Embora as acusações ainda precisem ser comprovadas, "a realidade é que a verdade dos fatos pouco importa nesse momento", avalia o cientista político Renato Perissinotto, da UFPR (Universidade Federal do Paraná).
"Dilma já está muito enfraquecida pela crise política, pelas manifestações de domingo. Essa delação é mais uma bomba em uma sequência de explosões."
Oposição
Os analistas avaliam que, caso confirmado, o possível envolvimento de nomes importantes do governo e da oposição no escândalo aumentará o descrédito da população em relação à política.

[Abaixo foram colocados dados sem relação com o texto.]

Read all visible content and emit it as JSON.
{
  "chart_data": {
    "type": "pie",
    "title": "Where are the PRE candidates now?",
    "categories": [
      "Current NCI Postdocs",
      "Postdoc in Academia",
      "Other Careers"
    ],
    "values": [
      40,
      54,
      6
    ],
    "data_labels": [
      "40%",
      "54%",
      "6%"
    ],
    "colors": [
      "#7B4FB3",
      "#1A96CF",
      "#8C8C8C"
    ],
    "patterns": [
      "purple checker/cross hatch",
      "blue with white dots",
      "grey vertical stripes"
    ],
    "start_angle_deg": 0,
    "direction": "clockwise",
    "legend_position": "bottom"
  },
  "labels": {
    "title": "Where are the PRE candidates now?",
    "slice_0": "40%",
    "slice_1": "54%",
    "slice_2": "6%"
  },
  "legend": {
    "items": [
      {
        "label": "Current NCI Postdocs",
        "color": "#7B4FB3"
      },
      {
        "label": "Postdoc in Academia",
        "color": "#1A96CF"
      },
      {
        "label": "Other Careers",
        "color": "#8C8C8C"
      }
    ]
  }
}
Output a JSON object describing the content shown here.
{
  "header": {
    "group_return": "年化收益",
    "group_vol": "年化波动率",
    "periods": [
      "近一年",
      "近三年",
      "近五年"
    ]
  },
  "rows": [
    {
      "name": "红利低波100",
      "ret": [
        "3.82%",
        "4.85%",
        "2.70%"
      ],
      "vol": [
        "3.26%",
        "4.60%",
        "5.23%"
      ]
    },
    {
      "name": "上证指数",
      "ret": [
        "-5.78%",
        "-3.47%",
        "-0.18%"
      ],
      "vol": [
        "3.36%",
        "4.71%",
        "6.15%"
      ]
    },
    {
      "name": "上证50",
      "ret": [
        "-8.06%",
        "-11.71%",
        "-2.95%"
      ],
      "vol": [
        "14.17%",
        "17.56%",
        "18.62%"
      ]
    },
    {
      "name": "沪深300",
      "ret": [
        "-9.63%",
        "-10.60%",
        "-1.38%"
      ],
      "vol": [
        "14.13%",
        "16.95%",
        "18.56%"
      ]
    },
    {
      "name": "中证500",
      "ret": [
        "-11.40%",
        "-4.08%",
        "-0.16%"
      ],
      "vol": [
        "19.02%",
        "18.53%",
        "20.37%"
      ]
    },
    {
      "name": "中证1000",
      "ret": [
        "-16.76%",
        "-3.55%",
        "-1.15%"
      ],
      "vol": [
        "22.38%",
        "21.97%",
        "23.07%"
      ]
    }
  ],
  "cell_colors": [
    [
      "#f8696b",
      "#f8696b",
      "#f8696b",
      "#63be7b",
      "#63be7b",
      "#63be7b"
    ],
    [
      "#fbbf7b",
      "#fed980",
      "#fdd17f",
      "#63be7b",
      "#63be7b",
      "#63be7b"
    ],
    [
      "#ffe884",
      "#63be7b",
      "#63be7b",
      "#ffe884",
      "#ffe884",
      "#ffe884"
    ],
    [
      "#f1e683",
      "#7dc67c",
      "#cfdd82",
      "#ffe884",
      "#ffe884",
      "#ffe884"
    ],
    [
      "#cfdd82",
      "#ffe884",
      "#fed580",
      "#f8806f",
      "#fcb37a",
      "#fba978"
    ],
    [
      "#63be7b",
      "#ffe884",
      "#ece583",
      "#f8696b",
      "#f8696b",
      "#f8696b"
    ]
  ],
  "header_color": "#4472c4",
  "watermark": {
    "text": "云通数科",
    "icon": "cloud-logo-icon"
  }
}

"Essas declarações do Delcídio colocam mais ingredientes para criar ou reforçar essa sensação de que estamos em um mar de lama, de que ninguém presta", diz Lauherta, da Unesp.
"Se prosseguirmos nessa linha de que hoje aparece um problema com o governo, depois com a oposição e com isso vai caindo, cai o rei de copas, cai o rei de paus, vamos chegar à falência do sistema político."
Perissinotto, da UFPR, faz um prognóstico sombrio:
"Ao que tudo indica, essa investigação vai pegar todo mundo. Em última instância, ela está colocando em xeque o próprio sistema político, que sempre funcionou com base em caixa 2. Mas o problema é que não sabemos o que vai surgir com o colapso do sistema. Pode não ser algo melhor. Podemos ter a ascensão de um líder radical. Enfim, tudo é possível."
Crise longa
Segundo o cientista político Rafael Cortez, da consultoria Tendências, os últimos acontecimentos indicam que essa crise ainda levará um bom tempo para se dissipar.
"É curioso, porque tem claramente um enfraquecimento (de Dilma). A agenda negativa, a despeito de toda a variação, sempre foi prejudicial ao governo. Mas, por outro lado, sugere-se que ainda vai haver muita luta para a definição desse quadro."
Cortez cita a eventual nomeação de Lula para um ministério, "mostrando que o PT vai lutar pelo mandato", e a necessidade de se buscar provas para as acusações da delação de Delcídio como fatores para que esse cenário se alongue.
"A oposição e o governo estão sinalizando que apostam na solução do confronto", diz o especialista. "Esse processo não vai ser resolvido da noite para o dia."